Aunt Katy's Civil War Tale
There are gaps in Pa's letters, some must have been lost in the mail, others during the years since. I have a letter dated Chantilly, Virginia, Nov. 26, 1862, which is rather interesting.
"We are pleasantly located in a piece of young oak and hickory timber a short distance from the turnpike which runs from Alexandria to Aldie.We always camp in the woods if possible as it is much drier in wet weather and the trees come in handy to hitch horses to. Since I wrote to you before we have been to Aldie and Hopewells Gap and when Sigels Corps fell back our regiment was the rear guard and we stayed at Gainsville nearly all day in the rain waiting for the rest of the troop to pass by. We finally got started and rode until about 8 o'clock and camped on the Bull Run battlefield. It was too dark to see anything but there is some horrible sights to be seen there yet. There are many bodies lying unburied and many that were buried were only partially covered; but such is the fortunes of war.

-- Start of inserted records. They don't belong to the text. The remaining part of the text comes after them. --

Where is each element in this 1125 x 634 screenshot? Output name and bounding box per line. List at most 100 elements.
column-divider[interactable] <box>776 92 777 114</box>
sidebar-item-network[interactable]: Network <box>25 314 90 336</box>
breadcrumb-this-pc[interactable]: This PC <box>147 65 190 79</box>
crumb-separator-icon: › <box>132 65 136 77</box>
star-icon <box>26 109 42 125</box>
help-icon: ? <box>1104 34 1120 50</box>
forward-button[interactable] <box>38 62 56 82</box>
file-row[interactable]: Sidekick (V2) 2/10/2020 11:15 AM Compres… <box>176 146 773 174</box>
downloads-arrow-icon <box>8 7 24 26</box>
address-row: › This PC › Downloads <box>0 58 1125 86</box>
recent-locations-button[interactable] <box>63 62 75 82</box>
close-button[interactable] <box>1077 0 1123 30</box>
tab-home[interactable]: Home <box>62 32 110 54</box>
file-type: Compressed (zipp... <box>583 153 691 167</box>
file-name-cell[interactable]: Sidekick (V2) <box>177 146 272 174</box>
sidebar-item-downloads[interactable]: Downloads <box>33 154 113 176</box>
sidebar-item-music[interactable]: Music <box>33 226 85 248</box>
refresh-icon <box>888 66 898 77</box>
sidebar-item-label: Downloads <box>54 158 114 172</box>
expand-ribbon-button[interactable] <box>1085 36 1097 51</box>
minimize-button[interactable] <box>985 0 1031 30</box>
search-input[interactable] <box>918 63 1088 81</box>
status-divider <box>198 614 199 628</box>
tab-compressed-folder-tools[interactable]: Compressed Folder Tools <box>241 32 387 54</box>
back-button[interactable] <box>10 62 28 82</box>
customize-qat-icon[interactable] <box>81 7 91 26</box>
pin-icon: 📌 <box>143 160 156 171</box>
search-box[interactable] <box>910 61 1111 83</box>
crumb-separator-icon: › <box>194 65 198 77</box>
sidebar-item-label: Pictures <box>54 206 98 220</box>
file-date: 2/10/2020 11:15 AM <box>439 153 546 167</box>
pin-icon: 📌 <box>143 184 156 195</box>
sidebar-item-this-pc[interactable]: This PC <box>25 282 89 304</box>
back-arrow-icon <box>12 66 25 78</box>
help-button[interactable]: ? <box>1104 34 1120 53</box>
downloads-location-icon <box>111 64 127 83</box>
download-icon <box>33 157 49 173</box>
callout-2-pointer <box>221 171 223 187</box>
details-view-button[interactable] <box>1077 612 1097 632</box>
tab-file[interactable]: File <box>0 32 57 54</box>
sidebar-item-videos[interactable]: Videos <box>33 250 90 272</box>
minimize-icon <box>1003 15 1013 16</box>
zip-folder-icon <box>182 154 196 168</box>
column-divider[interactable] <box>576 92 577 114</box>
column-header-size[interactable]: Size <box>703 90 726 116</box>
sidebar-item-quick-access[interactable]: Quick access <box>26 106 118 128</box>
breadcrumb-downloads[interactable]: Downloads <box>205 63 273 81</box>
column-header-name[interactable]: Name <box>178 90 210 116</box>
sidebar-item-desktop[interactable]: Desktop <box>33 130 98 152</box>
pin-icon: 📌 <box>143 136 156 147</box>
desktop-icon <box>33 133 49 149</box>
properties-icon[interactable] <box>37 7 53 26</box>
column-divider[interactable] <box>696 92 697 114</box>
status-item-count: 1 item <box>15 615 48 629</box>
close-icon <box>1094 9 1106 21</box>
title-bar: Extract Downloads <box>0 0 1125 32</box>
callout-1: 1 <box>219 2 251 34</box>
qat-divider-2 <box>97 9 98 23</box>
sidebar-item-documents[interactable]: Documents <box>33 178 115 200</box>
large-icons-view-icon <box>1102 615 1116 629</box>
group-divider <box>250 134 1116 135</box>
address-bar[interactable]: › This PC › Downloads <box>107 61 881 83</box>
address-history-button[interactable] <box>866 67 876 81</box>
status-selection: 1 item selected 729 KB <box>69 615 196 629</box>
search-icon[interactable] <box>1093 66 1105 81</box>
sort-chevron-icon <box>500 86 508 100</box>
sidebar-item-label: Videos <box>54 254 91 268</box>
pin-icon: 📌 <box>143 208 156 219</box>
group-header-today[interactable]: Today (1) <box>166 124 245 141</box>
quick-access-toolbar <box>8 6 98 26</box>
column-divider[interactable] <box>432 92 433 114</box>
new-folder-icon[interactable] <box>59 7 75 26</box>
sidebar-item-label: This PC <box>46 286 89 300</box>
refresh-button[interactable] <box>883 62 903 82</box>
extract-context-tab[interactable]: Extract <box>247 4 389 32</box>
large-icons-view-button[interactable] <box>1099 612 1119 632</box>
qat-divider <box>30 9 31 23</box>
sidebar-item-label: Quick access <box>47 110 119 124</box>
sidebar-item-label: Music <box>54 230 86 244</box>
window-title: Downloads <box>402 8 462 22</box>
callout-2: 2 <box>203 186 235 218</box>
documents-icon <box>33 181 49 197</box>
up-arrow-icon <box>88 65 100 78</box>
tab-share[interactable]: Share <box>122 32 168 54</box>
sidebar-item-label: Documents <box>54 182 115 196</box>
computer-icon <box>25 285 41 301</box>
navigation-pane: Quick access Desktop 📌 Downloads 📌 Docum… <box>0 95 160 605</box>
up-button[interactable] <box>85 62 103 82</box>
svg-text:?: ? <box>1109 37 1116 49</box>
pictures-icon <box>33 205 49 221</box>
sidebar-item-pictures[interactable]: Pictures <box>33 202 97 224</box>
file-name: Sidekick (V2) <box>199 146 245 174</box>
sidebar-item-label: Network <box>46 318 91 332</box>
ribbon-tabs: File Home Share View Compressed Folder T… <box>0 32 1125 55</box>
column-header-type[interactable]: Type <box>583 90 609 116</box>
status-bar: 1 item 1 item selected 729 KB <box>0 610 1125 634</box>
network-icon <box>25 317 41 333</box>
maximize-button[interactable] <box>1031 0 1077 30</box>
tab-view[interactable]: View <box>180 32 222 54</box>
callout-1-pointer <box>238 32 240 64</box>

"I expect our regiment will be sent to join Burnside's army before long and if we are I suppose we shall be in the field all winter. It will be rather tough camping out when winter sets in. My health is pretty good now and I guess I can stand a winter campaign as well as anyone. Bert is not very tough but he keeps around, although he don't do much. Lonzo is tough as a nut and always feels well. I have been pretty busy for sometime past as we have been drawing some new clothes and I have that to see to.
"I should like to be at home tomorrow to eat Thanksgiving dinner with you but I shall have to make do with some hard crackers and salt pork washed down with coffee. You think the hardtacks must agree with us pretty well? We can get along with them very well when they won't run alone; but for the last few weeks our crackers have been so wormy that we have to keep our Haversacks tied up to keep them from crawling off. We have been in hopes that we would get the old ones all eat up after awhile and they would go to baking new ones but there don't seem to be any change. I shall be glad when the time comes I can sit down to a table and eat a decent meal again.
"We have had uncommon fine weather here this fall. There has been no snow yet here but the Blue Ridge has been covered with a white mantle once and as the wind came down upon us from that directionn it made many a poor fellow think of his Overcoat and Blanket abandoned in the heat of summer on account of the trouble of carying them. But I think I have got all the boys in this company pretty well fixed with such comforts now."
In October he complains of missing letters from Ma, especially the ones she directed to the hospital when he was sick. The mail was very unreliable and got worse before it got better and the three of them, like all soldiers, yearned for news from home. The weather still held mild but they knew from the year before that there were weeks of rain, mud, and bitter cold before them, and they hoped to get into winter quarters soon. There is evidence of bitter feelings among the troops too, as in these letters:
"I don't know of anything new to write, it is the same old story in the papers our army is preparing for a grand move somewhere but it never moves until compelled to by the Rebels. If the war is ever ended by fighting it will be when the government gives up whipped and gives the South what they are fighting for; their independence.
"Well, I have got only two years longer to serve Uncle Sam and then I think I will give up soldering and try some other line of work. Bert is well as common but I suppose he will write to you or Min himself as he got a letter from her today. Lonzo says he will write to Miss Bea if she will write him first. We suspect you girls have something smart up your sleeves to do with them. Bert thinks it would do Lonzo good to have a girl, so go to it."
"Stafford Court House, Va., Dec.30, 62
"We have been here about two weeks and I don't know but we will stay here all winter if the Rebels don't drive us out. Perhaps you may think there is no danger of being drove out of here by the Rebels with such an army as we have got here, but the Rebs are all around us and there is no knowing which way to look for them. We were ordered to saddle up last night and be ready to leave at a minutes notice but they did not come; if they had I guess there would not many of us got away as our horses had not eat a mouthful in two days and the most of them were wore out by the time we did 10 or 15 miles. It seems hard to ride a horse with nothing to feed him but we have to do it. As for ourselves we have had enough to eat but now we have been without anything some days since we have been here.
"I am satisfied that we shall never succeed in conquering the South and I believe the country will see it in the same light before many months pass over. Our army is fast losing all confidence in their leaders and they have good reason for it too. Burnside has proved a failure and I don't know who they will try next. There will have to be a move of some kind made soon or we shall all starve as well as our horses for when the Patomac freezes over, as it does three winters in four, there will be no means of getting supplies here and they can't get enough now.
"My health was never better than it has been for the last two months. Lonzo and Bert keep well too"
And so began the second winter of the war.